Does anyone know where I can find the CST C667 tires in the usa?

Are there any other options in 2020?

Our son has gone through the rear Vee Speedster 18s on his redline in about 3 week.s


----------



## kabayan (Oct 25, 2004)

New tire option from Turn3. In stock right now at bmxguru.

https://www.facebook.com/turn3racing/

https://www.bmxguru.com/products/18...8-x-1-400mm-rims?_pos=72&_sid=3298d2add&_ss=r


----------



## brian996 (Jun 22, 2020)

kabayan said:


> New tire option from Turn3. In stock right now at bmxguru.
> 
> https://www.facebook.com/turn3racing/
> 
> https://www.bmxguru.com/products/18...8-x-1-400mm-rims?_pos=72&_sid=3298d2add&_ss=r


Thanks for the update. This is an option that I actually took advantage of.

Three observations with my experience in using them with a 2020 Redline Micro:

1. You will still need to grind the center of the fork down about 1/2 inch to gain enough clearance for the center of the tire, as these are almost 19in in diameter once mounted and filled.

2. They are extremely difficult to mount to the rim. After breaking my back trying, I took them to the local trek dealer who gave up after 30 minutes and breaking 2 of his tire levers. He just handed me back 2 half mounted tire / rims. I was able to get them mounted with the help of my local track parts dealer. He has something called a tire bead jack that finally got them on, but it still wasn't without a lot of time and pain. (https://www.jensonusa.com/Kool-Stop-Tire-Bead-Jack-With-Handle)

3. They are extremely heavy compared to the stock 18 x 1 Vee Speedsters. (about 1/2 pound more each) My 3 year old immediatly started going noticibly slower, so I went back to the Vee after about a month.
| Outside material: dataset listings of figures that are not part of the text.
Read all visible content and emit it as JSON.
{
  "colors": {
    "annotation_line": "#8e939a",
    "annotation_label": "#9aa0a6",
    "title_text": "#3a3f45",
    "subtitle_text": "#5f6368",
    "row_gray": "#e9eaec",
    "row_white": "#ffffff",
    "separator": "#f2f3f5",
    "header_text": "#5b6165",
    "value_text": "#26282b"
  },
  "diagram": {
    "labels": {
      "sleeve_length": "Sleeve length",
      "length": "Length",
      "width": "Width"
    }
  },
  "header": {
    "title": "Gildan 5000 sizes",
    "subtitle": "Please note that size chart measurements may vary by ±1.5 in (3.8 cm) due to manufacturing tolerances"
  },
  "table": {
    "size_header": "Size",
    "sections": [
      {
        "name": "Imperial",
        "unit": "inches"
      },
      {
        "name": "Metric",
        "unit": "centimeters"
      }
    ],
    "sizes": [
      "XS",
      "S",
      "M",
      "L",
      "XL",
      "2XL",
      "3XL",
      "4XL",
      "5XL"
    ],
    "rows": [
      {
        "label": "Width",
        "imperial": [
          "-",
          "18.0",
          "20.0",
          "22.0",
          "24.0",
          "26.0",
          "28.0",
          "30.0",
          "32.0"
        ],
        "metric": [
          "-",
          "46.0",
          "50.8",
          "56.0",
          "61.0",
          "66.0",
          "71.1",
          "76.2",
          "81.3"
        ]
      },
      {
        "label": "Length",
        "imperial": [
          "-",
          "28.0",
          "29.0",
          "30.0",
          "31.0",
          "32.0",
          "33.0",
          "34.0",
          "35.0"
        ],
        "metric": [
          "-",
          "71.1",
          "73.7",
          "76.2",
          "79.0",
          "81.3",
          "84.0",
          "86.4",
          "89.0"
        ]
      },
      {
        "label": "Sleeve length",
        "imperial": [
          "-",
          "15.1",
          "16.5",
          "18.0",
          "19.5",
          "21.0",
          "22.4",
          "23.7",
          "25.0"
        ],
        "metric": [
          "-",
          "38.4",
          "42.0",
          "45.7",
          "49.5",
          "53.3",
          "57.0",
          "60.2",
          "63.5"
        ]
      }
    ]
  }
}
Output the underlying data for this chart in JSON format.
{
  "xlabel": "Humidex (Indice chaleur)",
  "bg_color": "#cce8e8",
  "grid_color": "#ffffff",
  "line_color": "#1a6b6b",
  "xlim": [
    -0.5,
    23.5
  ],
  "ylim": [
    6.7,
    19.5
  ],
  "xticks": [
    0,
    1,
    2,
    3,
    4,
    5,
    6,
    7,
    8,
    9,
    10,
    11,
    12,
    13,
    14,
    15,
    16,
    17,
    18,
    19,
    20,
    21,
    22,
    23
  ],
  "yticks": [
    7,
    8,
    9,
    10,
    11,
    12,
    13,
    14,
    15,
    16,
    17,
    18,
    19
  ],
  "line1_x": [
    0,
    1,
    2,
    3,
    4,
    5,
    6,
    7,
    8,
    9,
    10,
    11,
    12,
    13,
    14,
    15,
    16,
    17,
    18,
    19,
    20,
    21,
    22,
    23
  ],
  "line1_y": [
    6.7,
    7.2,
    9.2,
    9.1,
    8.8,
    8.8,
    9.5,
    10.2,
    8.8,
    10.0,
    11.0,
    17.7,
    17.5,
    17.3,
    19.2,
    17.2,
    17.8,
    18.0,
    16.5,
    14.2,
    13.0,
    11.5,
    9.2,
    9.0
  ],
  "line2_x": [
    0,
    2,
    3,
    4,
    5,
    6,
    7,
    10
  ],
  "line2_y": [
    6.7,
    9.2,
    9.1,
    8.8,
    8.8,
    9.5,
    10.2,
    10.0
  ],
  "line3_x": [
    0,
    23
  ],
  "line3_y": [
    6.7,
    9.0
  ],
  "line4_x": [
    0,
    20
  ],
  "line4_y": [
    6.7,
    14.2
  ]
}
I did need to cut the wire bead on the Turn3 before the tire could be removed, there was no other option. Chaning a flat would defintely mean replacing tire as well.

In the end it was a terrible experience for me, and wasn't at all worth the trouble. Yours may differ.

On the plus side, they are extremely duable, and provide a lot of added protection for the rim.

The real solve was just moving to a micro frame with 20in tires.


----------